Block Sparse movement pruning

Overview

Movement Pruning: Adaptive Sparsity by Fine-Tuning

Magnitude pruning is a widely used strategy for reducing model size in pure supervised learning; however, it is less effective in the transfer learning regime that has become standard for state-of-the-art natural language processing applications. We propose the use of movement pruning, a simple, deterministic first-order weight pruning method that is more adaptive to pretrained model fine-tuning. Experiments show that when pruning large pretrained language models, movement pruning shows significant improvements in high-sparsity regimes. When combined with distillation, the approach achieves minimal accuracy loss with down to only 3% of the model parameters:

Fine-pruning+Distillation
(Teacher=BERT-base fine-tuned)
BERT base
fine-tuned
Remaining
Weights (%)
Magnitude Pruning L0 Regularization Movement Pruning Soft Movement Pruning
SQuAD - Dev
EM/F1
80.4/88.1 10%
3%
70.2/80.1
45.5/59.6
72.4/81.9
64.3/75.8
75.6/84.3
67.5/78.0
76.6/84.9
72.7/82.3
MNLI - Dev
acc/MM acc
84.5/84.9 10%
3%
78.3/79.3
69.4/70.6
78.7/79.7
76.0/76.2
80.1/80.4
76.5/77.4
81.2/81.8
79.5/80.1
QQP - Dev
acc/F1
91.4/88.4 10%
3%
79.8/65.0
72.4/57.8
88.1/82.8
87.0/81.9
89.7/86.2
86.1/81.5
90.2/86.8
89.1/85.5

This page contains information on how to fine-prune pre-trained models such as BERT to obtain extremely sparse models with movement pruning. In contrast to magnitude pruning which selects weights that are far from 0, movement pruning retains weights that are moving away from 0.

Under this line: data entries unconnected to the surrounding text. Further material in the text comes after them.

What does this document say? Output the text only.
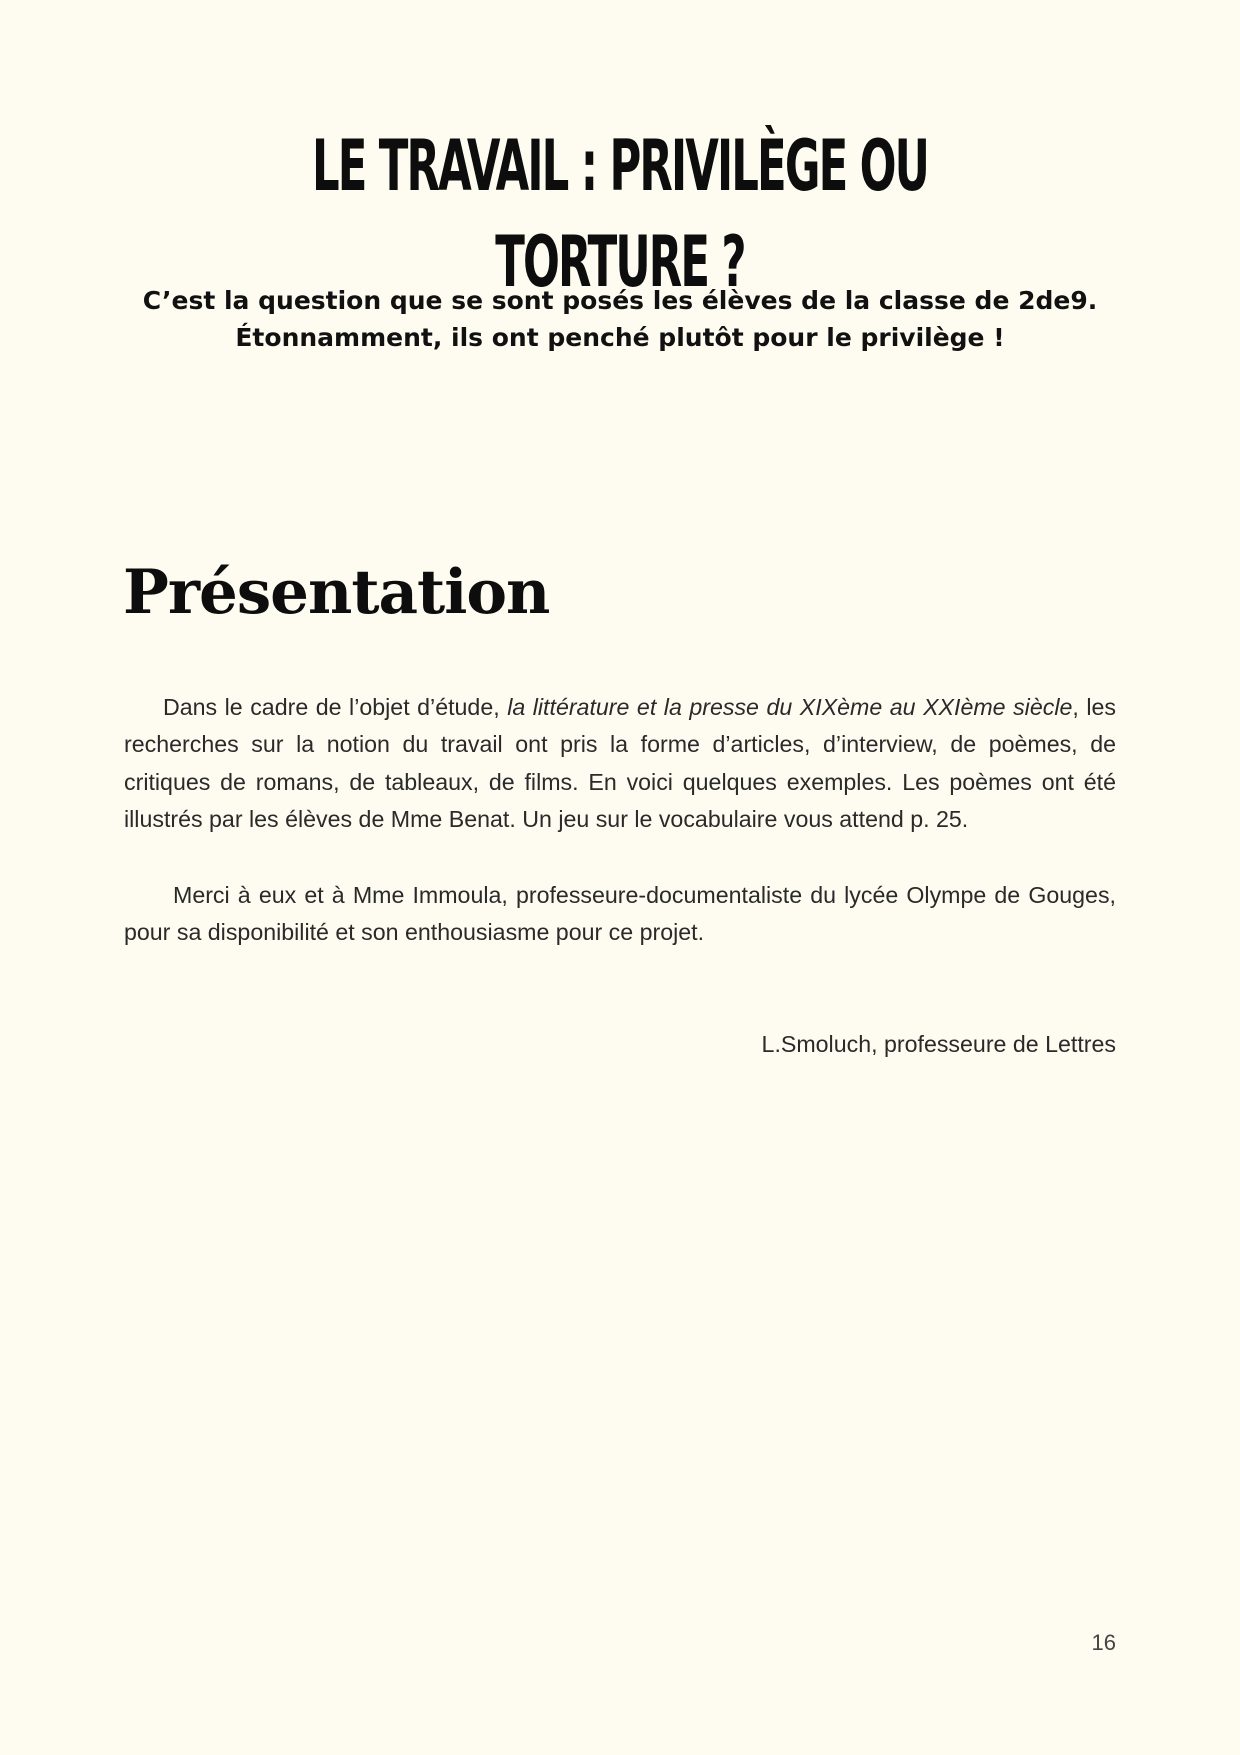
LE TRAVAIL : PRIVILÈGE OU TORTURE ?

C’est la question que se sont posés les élèves de la classe de 2de9.
Étonnamment, ils ont penché plutôt pour le privilège !

Présentation

Dans le cadre de l’objet d’étude, la littérature et la presse du XIXème au XXIème siècle, les recherches sur la notion du travail ont pris la forme d’articles, d’interview, de poèmes, de critiques de romans, de tableaux, de films. En voici quelques exemples. Les poèmes ont été illustrés par les élèves de Mme Benat. Un jeu sur le vocabulaire vous attend p. 25.

Merci à eux et à Mme Immoula, professeure-documentaliste du lycée Olympe de Gouges, pour sa disponibilité et son enthousiasme pour ce projet.

L.Smoluch, professeure de Lettres

16
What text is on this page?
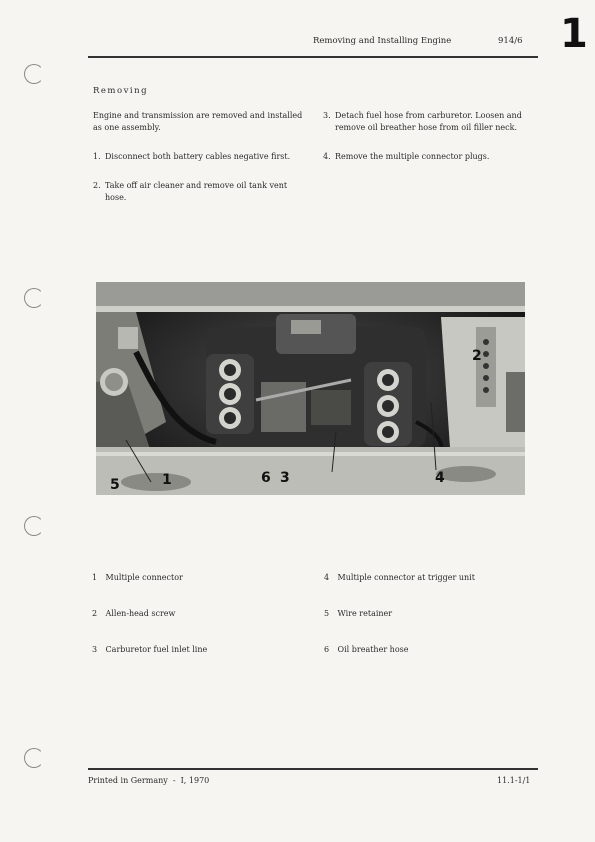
Removing and Installing Engine	914/6 1
Removing
Engine and transmission are removed and installed as one assembly.
1. Disconnect both battery cables negative first.
2. Take off air cleaner and remove oil tank vent hose.
3. Detach fuel hose from carburetor. Loosen and remove oil breather hose from oil filler neck.
4. Remove the multiple connector plugs.
5	1	6 3	4
2
1 Multiple connector
2 Allen-head screw
3 Carburetor fuel inlet line
4 Multiple connector at trigger unit
5 Wire retainer
6 Oil breather hose
Printed in Germany  -  I, 1970	11.1-1/1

For more information, we invite you to check out our paper. You can also have a look at this fun Explain Like I'm Five introductory slide deck.

Extreme sparsity and efficient storage

One promise of extreme pruning is to obtain extremely small models that can be easily sent (and stored) on edge devices. By setting weights to 0., we reduce the amount of information we need to store, and thus decreasing the memory size. We are able to obtain extremely sparse fine-pruned models with movement pruning: ~95% of the dense performance with ~5% of total remaining weights in the BERT encoder.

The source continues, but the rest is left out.